Mason balled his fists as he stepped toward the bounty hunter. “Why, you—!”
Spurr threw a hand up, palm out, bringing the sheriff up short. “All right, then,” he barked, impatience in his raspy, gravelly voice. “We're all partnered up. Friends for fuckin' life!”
He hitched his pants and cartridge belts up on his lean hips and sauntered into the beer parlor. “Now that that's settled, I believe I'll have a drink, then find me a whore to pound a pillow with.”
18
“WHOO-EEE, DOGGIES, BOYS! Grab your gals and lead 'em on out there, cause we're gonna have us a roarin' good time this evenin' in Mayville!”
The half holler, half howl had risen from a half-finished frame saloon not far from May's.

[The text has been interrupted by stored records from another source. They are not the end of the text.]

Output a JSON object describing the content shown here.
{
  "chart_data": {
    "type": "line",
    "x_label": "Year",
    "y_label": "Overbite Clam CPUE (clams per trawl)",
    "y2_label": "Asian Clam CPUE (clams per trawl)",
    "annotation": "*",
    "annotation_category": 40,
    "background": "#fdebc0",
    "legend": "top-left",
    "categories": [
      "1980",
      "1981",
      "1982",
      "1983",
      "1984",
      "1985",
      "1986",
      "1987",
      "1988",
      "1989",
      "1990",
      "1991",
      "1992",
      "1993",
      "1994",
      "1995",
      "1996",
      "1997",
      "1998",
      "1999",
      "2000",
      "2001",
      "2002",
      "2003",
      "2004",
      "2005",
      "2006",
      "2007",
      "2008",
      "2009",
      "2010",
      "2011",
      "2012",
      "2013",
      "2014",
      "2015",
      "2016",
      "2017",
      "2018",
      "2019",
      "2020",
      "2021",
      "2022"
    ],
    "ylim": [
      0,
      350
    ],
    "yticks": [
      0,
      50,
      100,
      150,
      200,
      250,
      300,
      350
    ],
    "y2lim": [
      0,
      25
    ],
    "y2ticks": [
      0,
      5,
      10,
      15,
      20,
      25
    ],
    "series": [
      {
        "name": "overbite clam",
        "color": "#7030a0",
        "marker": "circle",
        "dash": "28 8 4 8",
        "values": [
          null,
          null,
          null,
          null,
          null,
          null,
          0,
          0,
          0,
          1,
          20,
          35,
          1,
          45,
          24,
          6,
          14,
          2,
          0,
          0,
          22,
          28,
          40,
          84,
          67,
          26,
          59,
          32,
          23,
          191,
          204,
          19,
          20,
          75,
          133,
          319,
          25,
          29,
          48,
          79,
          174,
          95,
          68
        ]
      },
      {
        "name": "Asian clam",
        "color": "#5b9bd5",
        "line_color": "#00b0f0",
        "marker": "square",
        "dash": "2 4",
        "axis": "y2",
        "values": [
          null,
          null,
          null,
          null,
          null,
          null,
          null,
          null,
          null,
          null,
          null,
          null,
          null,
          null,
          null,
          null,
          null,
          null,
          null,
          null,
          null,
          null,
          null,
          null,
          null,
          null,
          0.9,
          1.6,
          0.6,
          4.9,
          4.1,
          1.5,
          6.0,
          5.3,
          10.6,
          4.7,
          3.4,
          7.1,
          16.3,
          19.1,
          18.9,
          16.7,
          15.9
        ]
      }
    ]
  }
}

It was followed by a washtub base and concertina backing up a feisty fiddle. Spurr, lounging in the suds of his steaming bathtub while awaiting a girl, heard the hoof stomps and hand claps of a raucous barn dance.
Even the burning of a brothel and the turning out of a dozen whores could not keep the proverbial lid on the fledgling little railroad camp. The track layers and gandy dancers, not to mention the homeless whores themselves, were going to have a hoof-stompin', tail-raisin' good time no matter what.
Spurr felt a smile touch his mouth as he grabbed his whiskey bottle off the chair beside the tub. He had the bottle only half raised to his mouth when he heard the squawk of a loose floorboard in the hall beyond his closed door. He set the bottle back down on the chair and rose in the tub, pricking his ears.
Above the din of the barn dance and the moans and groans of lovemaking in Miss May's rooms all around him, Spurr heard nothing now. The old whore, Miss May herself, weighed a good three hundred velvet-and-crinoline-ensconced pounds and had been lounging, half drunk, on a red plush settee in the first-floor parlor, with a wooden cash box and a pistol beside her, when Spurr had entered her domain, introduced himself, and announced his desire for a bath and a woman.